Military men sometimes use so called heliograph which is a box that contains a strong light source and a bunch of flaps that can be shut close or jerked open. Using this stuff you can communicate over very long distances in the night. But the baud rate is not great, about that you reach when use hand-keying of Morse Code.
NASA has placed a retroreflector on the Moon and uses it and a laser beam to measure the distance between Moon and Earth. The signal is entirely optical.
Ronja emits ifrared (Ronja 115 Loopipe, 875 nm) or visible (future Ronja 10M Bithazard, 650nm) beam of light that is permanently aimed at the target. The target contains a refractor telescope (actually a very cheap one, based on a cheap loupe ;-) ) to focus the beam onto a sillicon detector from which the signal is directly fed into a sensitive, low-noise, wideband amplifier. Behind the amplifier, there is a comparator that decides what is one and what is zero. After that, you decode the binary signal into bit sequence and receive it in your PC.
The trasmitter beam is generated by one LED and a glass lens (Ronja 115 Loopipe) or a laser diode from a laser pointer and old projector lens (Ronja 10M Bithazard). The infrared beam has the centre wavelength of 875 nm and the visible one 650 nm (red). The infrared beam is not visible and it is not recommended to stare deliberately into the transmitter, especially in the night, because it's like you stared into a table lamp and your eyes didn't accomodate the light because infrared is not visible. However, it is not eye-hazardeous, because the same LED's are used in notebooks and palmtops for IrDA communications at the same powers, and the lens only magnifies the source, but doesn't increase the brightness (actually slightly decreases). So the energy concentration on the retina remains the same. The beam is 90mm wide (Loopipe) or elliptical, with the major axis 52.5mm (Bithazard).

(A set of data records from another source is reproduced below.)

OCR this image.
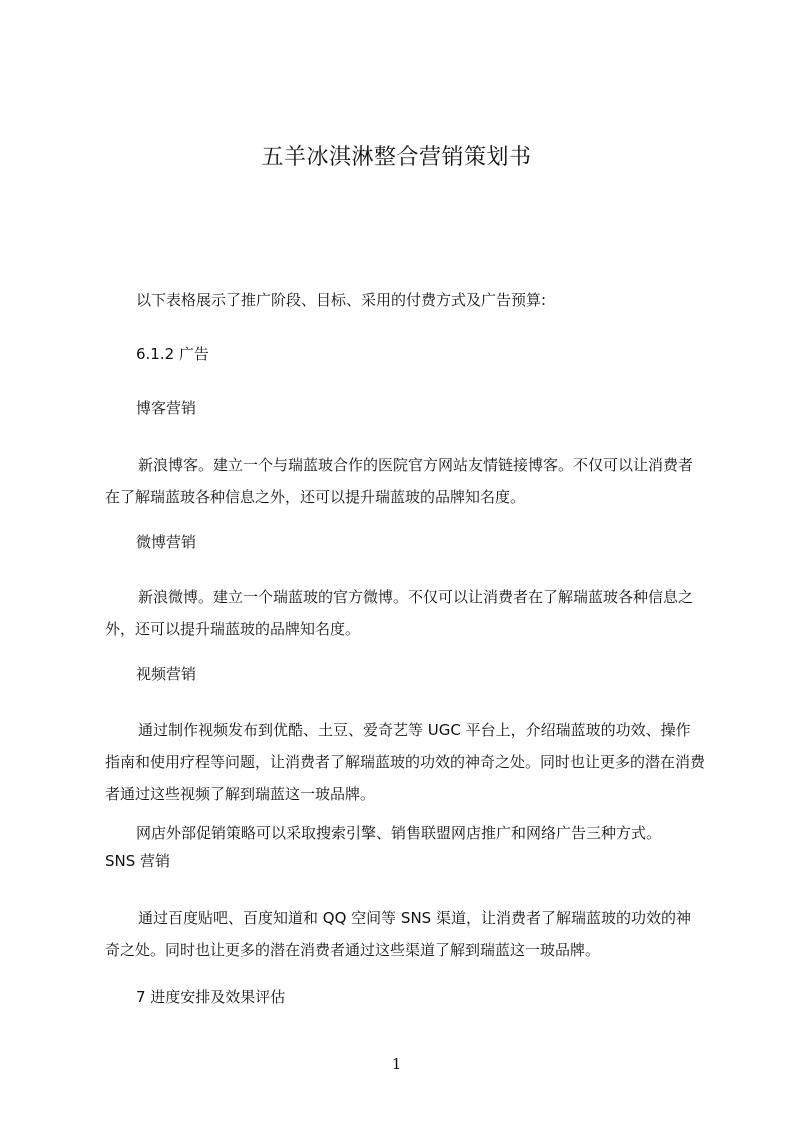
五羊冰淇淋整合营销策划书

以下表格展示了推广阶段、目标、采用的付费方式及广告预算:

6.1.2 广告

博客营销

新浪博客。建立一个与瑞蓝玻合作的医院官方网站友情链接博客。不仅可以让消费者在了解瑞蓝玻各种信息之外，还可以提升瑞蓝玻的品牌知名度。

微博营销

新浪微博。建立一个瑞蓝玻的官方微博。不仅可以让消费者在了解瑞蓝玻各种信息之外，还可以提升瑞蓝玻的品牌知名度。

视频营销

通过制作视频发布到优酷、土豆、爱奇艺等 UGC 平台上，介绍瑞蓝玻的功效、操作指南和使用疗程等问题，让消费者了解瑞蓝玻的功效的神奇之处。同时也让更多的潜在消费者通过这些视频了解到瑞蓝这一玻品牌。

网店外部促销策略可以采取搜索引擎、销售联盟网店推广和网络广告三种方式。

SNS 营销

通过百度贴吧、百度知道和 QQ 空间等 SNS 渠道，让消费者了解瑞蓝玻的功效的神奇之处。同时也让更多的潜在消费者通过这些渠道了解到瑞蓝这一玻品牌。

7 进度安排及效果评估

1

The 650nm is a child's toy: it' visible in the night with streetlamps on for about 700 meters, so alignment is simple using a retroreflector installed on the other side. Only the holder must be strong enough not to move even the tiniest bit int the strongest wind.
At Loopipe, the misalignment may be as big as about half an angular degree and still no great performance decrease is observable. The light is not visible so aligment is more difficult than in case of Bithazard.

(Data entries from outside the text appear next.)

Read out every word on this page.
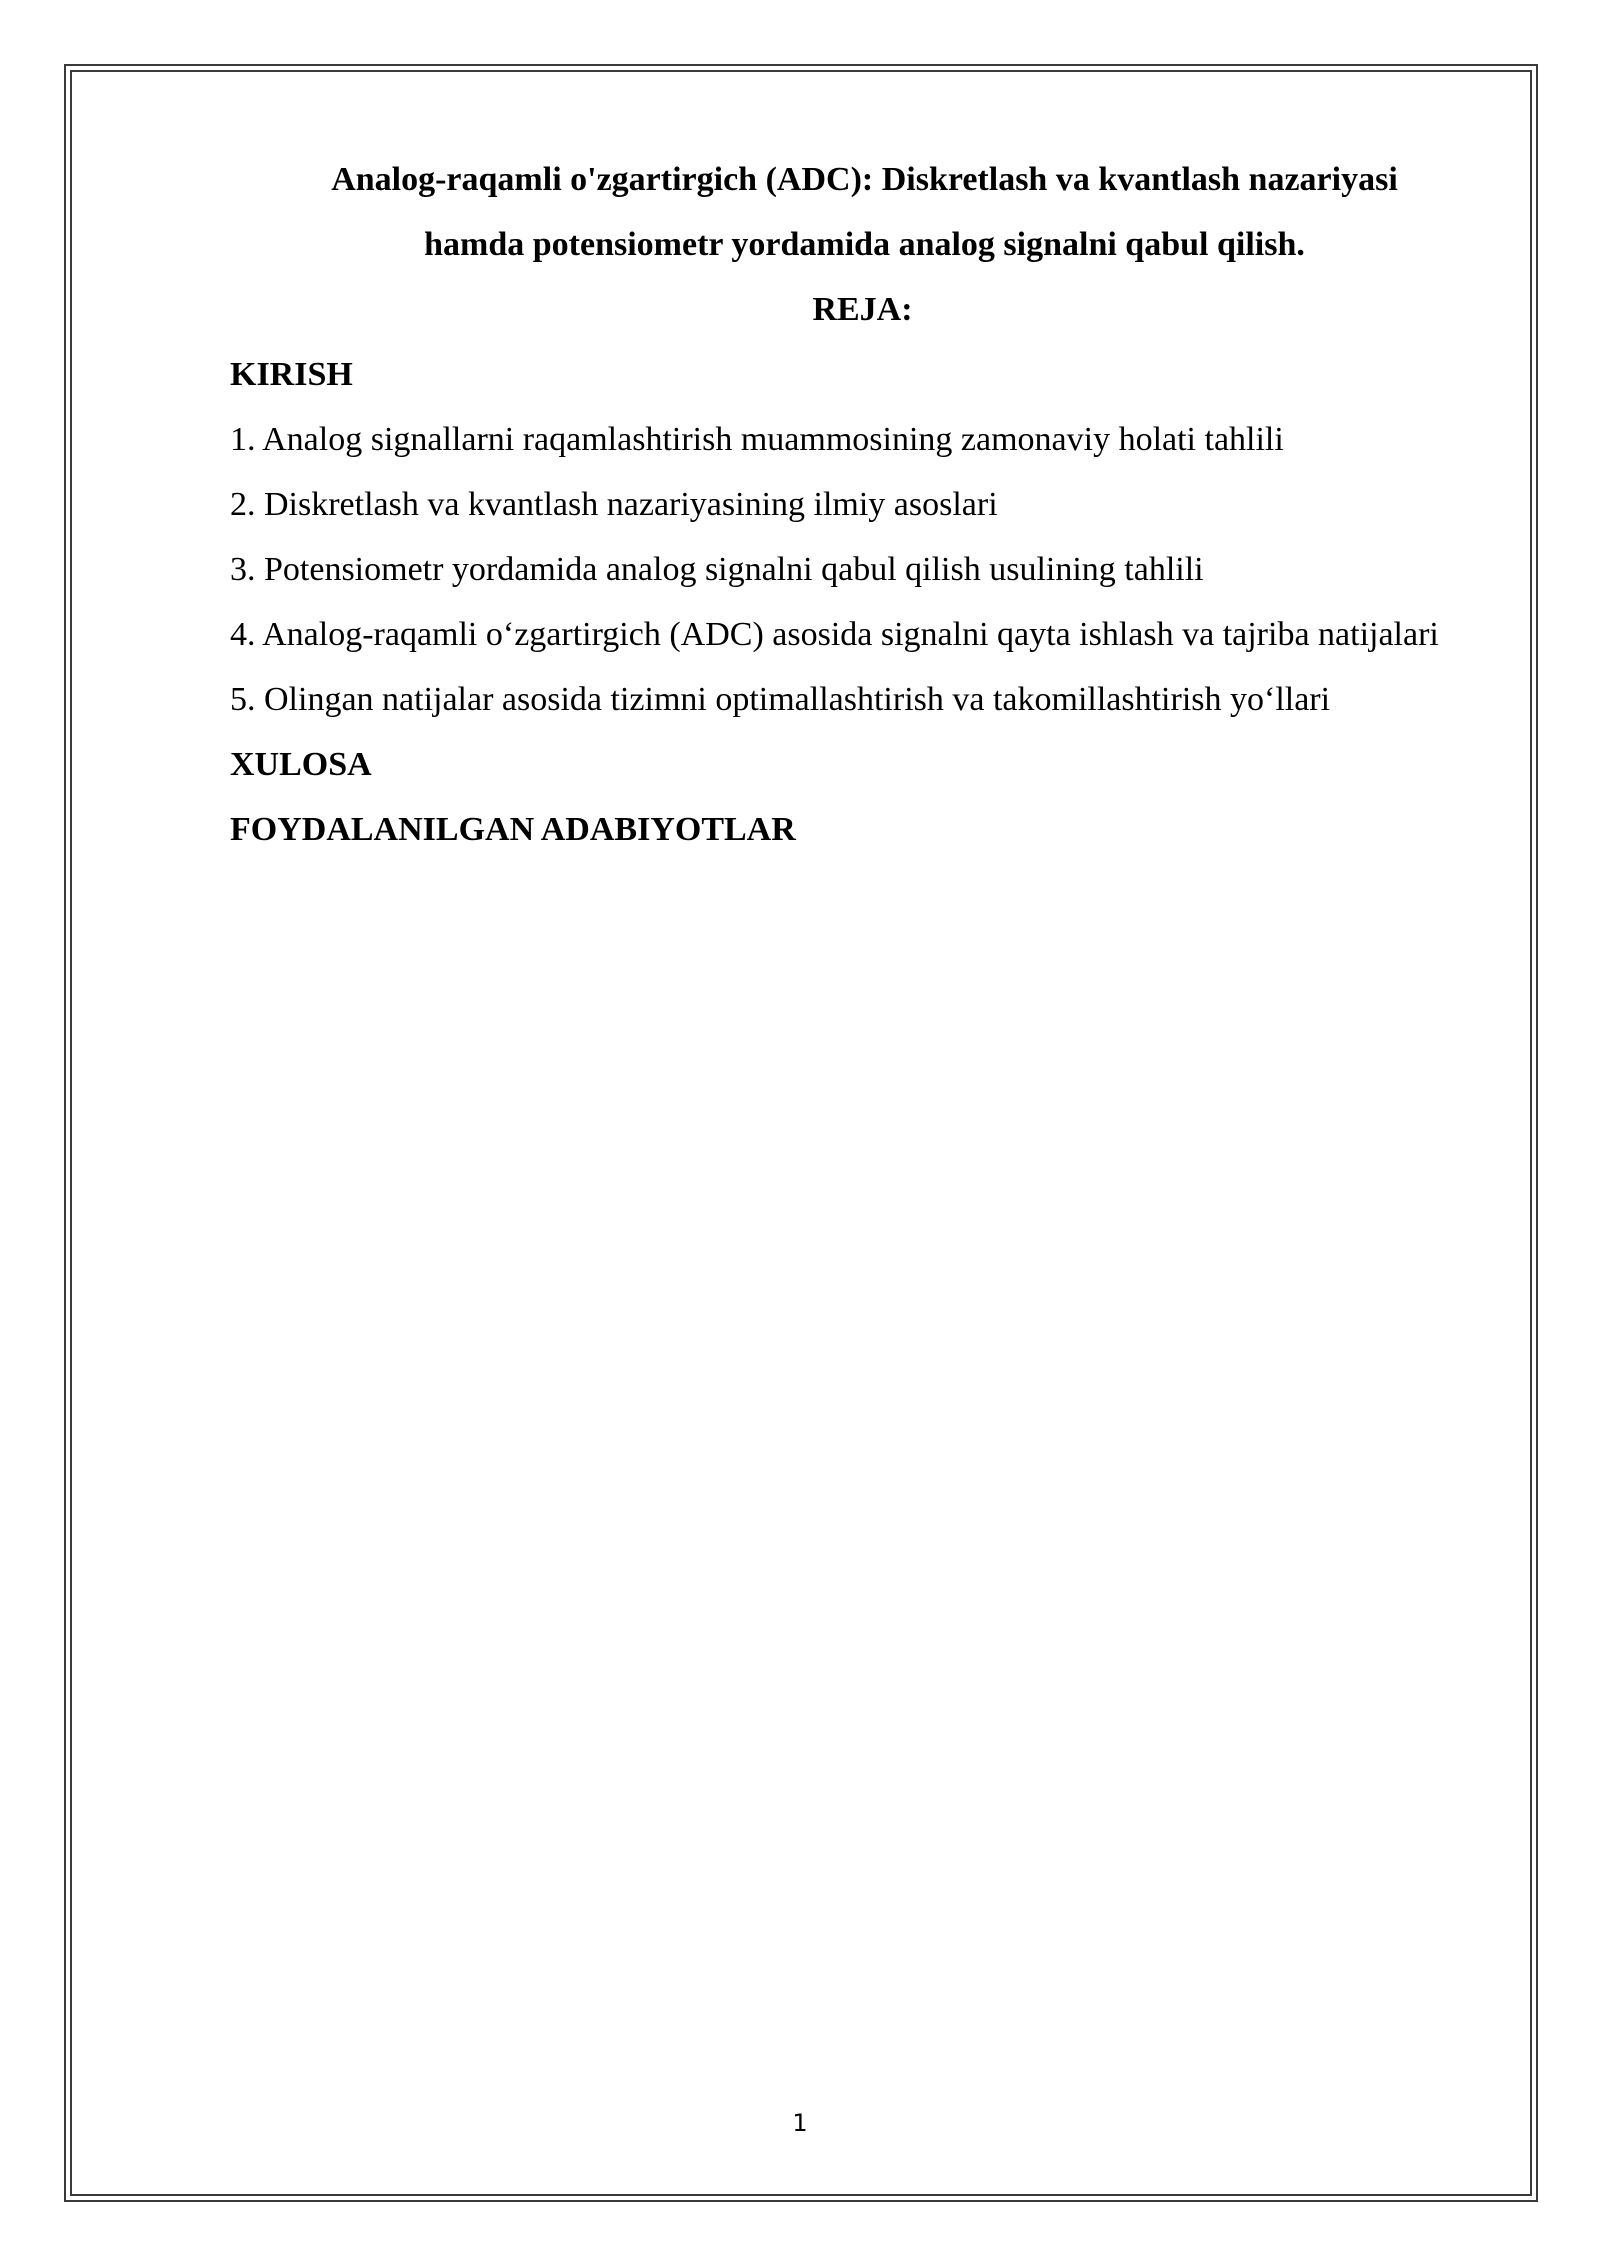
Analog-raqamli o'zgartirgich (ADC): Diskretlash va kvantlash nazariyasi
hamda potensiometr yordamida analog signalni qabul qilish.

REJA:

KIRISH

1. Analog signallarni raqamlashtirish muammosining zamonaviy holati tahlili

2. Diskretlash va kvantlash nazariyasining ilmiy asoslari

3. Potensiometr yordamida analog signalni qabul qilish usulining tahlili

4. Analog-raqamli o‘zgartirgich (ADC) asosida signalni qayta ishlash va tajriba natijalari

5. Olingan natijalar asosida tizimni optimallashtirish va takomillashtirish yo‘llari

XULOSA

FOYDALANILGAN ADABIYOTLAR

1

The holders for Loopipe must be firm and attached to some hard, solid, non-moving surface. It's not a general problem because most houses are not moving more than half an angular degree. Usual house moving more than half an angular degree cracks and falls apart ;-) This is the great advantage against laser systems that suffer from wooden building movements and so they must be realigned avery month almost everywhere. Concrete buildings are OK for laser devices (Bithazard).

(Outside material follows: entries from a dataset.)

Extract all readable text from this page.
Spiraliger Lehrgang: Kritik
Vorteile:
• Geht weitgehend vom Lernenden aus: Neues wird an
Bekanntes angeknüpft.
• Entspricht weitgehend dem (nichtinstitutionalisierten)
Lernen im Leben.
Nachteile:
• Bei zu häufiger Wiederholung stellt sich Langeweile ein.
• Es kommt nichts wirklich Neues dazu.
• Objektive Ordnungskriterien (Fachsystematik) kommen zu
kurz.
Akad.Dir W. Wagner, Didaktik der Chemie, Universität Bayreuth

In case of unrestricted visibility, the device operates reliably with constant bit error ratio dependent on the distance. Only distances up to 400 meters are usable for Loopipe, greater distances cause annoying dropouts due to weakening signal.
The modulation in Loopipe is 3/16 IrDA SIR modulation in case of Ronja 115 Loopipe or Ethernet modulation interspered with 1MHz square wave in case of Bithazard. The square wave is there for keeping the receiver accomodated to the right level of light. It is ignored by connected network card.
The reciever in Loopipe is sensitive only to infrared (It's a HSDL5420). The receiver in Bithazard is a SFH 203, which is sensitive both to infrared and visible spectrum.